Jean-Michel Denis, rédacteur en chef adjoint d’Afrique Magazine. « Malgré toutes les critiques qu’on pouvait faire à MCM Africa, c’était un élément indispensable de l’audiovisuel africain. C’est quelque chose qui va manquer. La chaîne faisait beaucoup de sponsoring et développait une logique de partenariats. Même si c’était devenu un robinet à clips, la chaîne était en outre un espace d’exposition nécessaire pour les artistes. Quel va être l’impact sur l’industrie musicale en Afrique ? Le secteur audiovisuel africain, dans l’espace francophone, n’a pas beaucoup de moyens. Il faudrait très vite recréer une nouvelle chaîne de télévision, mais je reste assez pessimiste sur le sujet. Du moins à court terme. »

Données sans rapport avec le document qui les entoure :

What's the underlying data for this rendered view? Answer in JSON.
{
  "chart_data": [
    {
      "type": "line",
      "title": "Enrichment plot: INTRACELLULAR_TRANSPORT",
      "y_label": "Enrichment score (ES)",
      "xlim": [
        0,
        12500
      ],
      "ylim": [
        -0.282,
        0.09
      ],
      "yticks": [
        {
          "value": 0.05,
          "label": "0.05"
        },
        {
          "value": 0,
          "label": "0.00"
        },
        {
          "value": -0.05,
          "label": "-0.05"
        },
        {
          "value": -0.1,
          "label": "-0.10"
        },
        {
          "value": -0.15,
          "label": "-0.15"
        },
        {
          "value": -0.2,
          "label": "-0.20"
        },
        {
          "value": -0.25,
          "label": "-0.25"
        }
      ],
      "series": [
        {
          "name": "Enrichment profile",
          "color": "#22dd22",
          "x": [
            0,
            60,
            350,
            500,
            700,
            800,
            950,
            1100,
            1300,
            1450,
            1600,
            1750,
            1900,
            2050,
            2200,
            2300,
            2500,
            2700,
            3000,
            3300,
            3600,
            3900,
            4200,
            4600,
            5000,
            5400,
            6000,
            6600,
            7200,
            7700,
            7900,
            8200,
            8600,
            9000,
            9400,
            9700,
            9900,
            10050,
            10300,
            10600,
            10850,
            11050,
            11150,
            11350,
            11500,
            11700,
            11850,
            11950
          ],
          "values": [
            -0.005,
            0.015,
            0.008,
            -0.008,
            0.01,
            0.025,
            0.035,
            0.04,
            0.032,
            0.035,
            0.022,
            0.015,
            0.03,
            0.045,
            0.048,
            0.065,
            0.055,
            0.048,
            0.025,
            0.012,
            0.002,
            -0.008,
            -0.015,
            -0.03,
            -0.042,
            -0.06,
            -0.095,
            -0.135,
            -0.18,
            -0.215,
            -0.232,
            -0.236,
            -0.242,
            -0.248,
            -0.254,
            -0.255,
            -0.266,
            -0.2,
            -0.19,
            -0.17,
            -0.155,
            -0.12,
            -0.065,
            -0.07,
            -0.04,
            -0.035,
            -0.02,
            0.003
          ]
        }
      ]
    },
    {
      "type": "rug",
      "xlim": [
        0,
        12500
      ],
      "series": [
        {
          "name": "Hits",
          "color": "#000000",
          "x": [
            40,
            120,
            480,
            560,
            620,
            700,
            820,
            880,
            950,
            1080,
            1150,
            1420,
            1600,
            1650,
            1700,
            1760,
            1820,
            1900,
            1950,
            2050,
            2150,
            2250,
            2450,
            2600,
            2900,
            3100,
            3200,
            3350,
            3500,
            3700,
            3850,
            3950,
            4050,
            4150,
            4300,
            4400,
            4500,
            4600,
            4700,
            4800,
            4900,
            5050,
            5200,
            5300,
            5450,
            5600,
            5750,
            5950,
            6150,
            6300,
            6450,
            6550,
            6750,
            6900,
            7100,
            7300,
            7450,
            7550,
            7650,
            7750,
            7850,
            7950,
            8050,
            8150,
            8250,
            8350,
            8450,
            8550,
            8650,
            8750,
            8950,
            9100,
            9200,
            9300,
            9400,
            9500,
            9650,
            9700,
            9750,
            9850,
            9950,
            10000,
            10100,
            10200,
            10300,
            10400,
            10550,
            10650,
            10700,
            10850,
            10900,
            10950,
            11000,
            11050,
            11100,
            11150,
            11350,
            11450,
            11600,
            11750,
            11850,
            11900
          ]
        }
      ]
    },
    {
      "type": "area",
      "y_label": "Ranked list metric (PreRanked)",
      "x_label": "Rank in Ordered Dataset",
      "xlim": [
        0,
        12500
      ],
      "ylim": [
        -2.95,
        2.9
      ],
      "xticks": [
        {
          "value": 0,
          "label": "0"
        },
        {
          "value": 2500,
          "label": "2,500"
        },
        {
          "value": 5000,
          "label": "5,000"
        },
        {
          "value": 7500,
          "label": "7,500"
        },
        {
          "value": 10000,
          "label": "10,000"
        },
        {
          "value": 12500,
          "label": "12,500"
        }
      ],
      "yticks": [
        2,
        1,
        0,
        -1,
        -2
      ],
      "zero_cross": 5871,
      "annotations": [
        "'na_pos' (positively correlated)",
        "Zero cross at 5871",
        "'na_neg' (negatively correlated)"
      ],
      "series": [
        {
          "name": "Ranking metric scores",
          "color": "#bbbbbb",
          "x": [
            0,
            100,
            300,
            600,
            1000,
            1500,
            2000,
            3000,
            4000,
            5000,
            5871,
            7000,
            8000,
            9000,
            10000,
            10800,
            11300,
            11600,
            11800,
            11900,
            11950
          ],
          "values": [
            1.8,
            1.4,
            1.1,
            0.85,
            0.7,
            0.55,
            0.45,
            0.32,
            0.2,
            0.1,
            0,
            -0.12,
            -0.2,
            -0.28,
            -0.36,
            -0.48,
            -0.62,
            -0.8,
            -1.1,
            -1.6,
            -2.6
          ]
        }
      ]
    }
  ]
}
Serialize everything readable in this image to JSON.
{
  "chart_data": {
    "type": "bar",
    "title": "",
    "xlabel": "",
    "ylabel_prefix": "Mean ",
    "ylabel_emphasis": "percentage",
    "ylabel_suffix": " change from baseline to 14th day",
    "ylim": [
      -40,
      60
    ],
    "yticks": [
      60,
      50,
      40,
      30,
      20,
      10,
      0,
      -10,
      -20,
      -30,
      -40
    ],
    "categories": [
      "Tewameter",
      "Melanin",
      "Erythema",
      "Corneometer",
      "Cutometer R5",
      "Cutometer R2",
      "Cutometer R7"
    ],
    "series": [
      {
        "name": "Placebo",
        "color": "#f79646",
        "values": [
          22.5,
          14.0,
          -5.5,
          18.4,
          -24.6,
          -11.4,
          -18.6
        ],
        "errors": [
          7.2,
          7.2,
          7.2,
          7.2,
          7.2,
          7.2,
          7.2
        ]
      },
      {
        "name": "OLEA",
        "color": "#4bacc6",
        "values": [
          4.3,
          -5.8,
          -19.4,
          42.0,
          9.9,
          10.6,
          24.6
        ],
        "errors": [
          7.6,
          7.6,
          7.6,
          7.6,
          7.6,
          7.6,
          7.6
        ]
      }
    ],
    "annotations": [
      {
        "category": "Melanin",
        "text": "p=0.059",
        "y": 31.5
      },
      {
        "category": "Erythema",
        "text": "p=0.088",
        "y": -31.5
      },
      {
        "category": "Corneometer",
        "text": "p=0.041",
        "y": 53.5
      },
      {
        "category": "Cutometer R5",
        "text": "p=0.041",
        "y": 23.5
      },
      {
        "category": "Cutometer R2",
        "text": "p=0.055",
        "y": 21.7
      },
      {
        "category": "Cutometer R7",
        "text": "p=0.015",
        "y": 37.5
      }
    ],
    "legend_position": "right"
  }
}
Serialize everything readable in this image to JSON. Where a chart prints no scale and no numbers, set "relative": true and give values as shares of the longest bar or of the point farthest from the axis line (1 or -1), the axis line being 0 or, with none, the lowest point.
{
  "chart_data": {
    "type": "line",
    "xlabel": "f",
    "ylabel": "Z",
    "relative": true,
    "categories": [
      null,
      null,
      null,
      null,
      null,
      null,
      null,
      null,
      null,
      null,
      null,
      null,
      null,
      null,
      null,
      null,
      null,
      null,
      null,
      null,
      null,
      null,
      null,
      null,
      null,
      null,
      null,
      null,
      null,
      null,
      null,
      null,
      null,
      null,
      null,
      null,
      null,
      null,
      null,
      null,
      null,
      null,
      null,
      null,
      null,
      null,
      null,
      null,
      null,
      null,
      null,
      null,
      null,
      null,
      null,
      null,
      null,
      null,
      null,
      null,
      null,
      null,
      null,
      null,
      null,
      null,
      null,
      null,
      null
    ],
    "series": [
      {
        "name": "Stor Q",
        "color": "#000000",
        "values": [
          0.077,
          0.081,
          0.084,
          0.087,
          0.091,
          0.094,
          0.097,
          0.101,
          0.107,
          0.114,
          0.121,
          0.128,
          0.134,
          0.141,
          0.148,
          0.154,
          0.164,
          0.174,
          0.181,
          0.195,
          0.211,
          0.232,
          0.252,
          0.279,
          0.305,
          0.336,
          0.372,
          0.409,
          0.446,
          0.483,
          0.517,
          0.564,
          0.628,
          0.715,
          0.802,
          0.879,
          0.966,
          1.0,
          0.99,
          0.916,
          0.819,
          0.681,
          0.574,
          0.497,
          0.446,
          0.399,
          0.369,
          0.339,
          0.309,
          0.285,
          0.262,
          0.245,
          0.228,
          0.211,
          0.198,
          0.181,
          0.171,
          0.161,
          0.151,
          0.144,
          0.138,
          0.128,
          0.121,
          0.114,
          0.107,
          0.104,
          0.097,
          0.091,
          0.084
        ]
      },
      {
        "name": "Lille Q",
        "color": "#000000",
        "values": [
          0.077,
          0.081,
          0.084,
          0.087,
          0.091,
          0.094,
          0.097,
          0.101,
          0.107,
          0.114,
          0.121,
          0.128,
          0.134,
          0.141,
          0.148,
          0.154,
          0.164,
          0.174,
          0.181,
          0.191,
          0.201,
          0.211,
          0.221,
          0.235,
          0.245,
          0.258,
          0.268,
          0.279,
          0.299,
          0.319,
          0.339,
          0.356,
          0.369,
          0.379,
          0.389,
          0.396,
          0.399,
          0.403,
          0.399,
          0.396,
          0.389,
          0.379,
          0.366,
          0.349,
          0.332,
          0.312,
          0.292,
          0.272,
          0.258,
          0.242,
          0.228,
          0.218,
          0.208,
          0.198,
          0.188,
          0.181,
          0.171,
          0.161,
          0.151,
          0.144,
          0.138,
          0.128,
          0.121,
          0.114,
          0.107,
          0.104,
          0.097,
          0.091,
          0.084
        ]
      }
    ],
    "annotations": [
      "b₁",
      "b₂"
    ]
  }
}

Joseph Andjou, journaliste et présentateur du journal i-Afrique sur i-Télévision (Canal +). « Je n’ai aucun sentiment de tristesse ou de regret à l’égard de la disparition de MCM Africa. Le groupe MCM n’a jamais investi comme il se doit sur l’Afrique car l’Afrique ne paie pas. La chaîne a disparu et je dirais tant mieux car elle était faite par des gens qui n’avaient pas envie de faire avancer l’Afrique. Ils en nourrissaient d’ailleurs une vision tout à fait éronnée. S’il faut monter une chaîne avec des gens qui ne connaissent pas vraiment l’Afrique ce n’est pas la peine. La culture africaine ne va pas en prendre un coup. Il est possible de monter une vraie chaîne africaine. Il faut juste des personnes compétentes et ambitieuses et des fonds. Ce qu’il faut c’est démarrer petit pour grandir progressivement. Je ne suis pas pessimiste pour l’avenir. Et puis il existe déjà en Afrique des chaînes privées de télévision, à l’image de LC2 au Bénin, qui marchent très bien. Il faudrait simplement qu’elles arrivent à s’installer sur un bouquet satellitaire en France pour mieux ventiler leurs programmes ».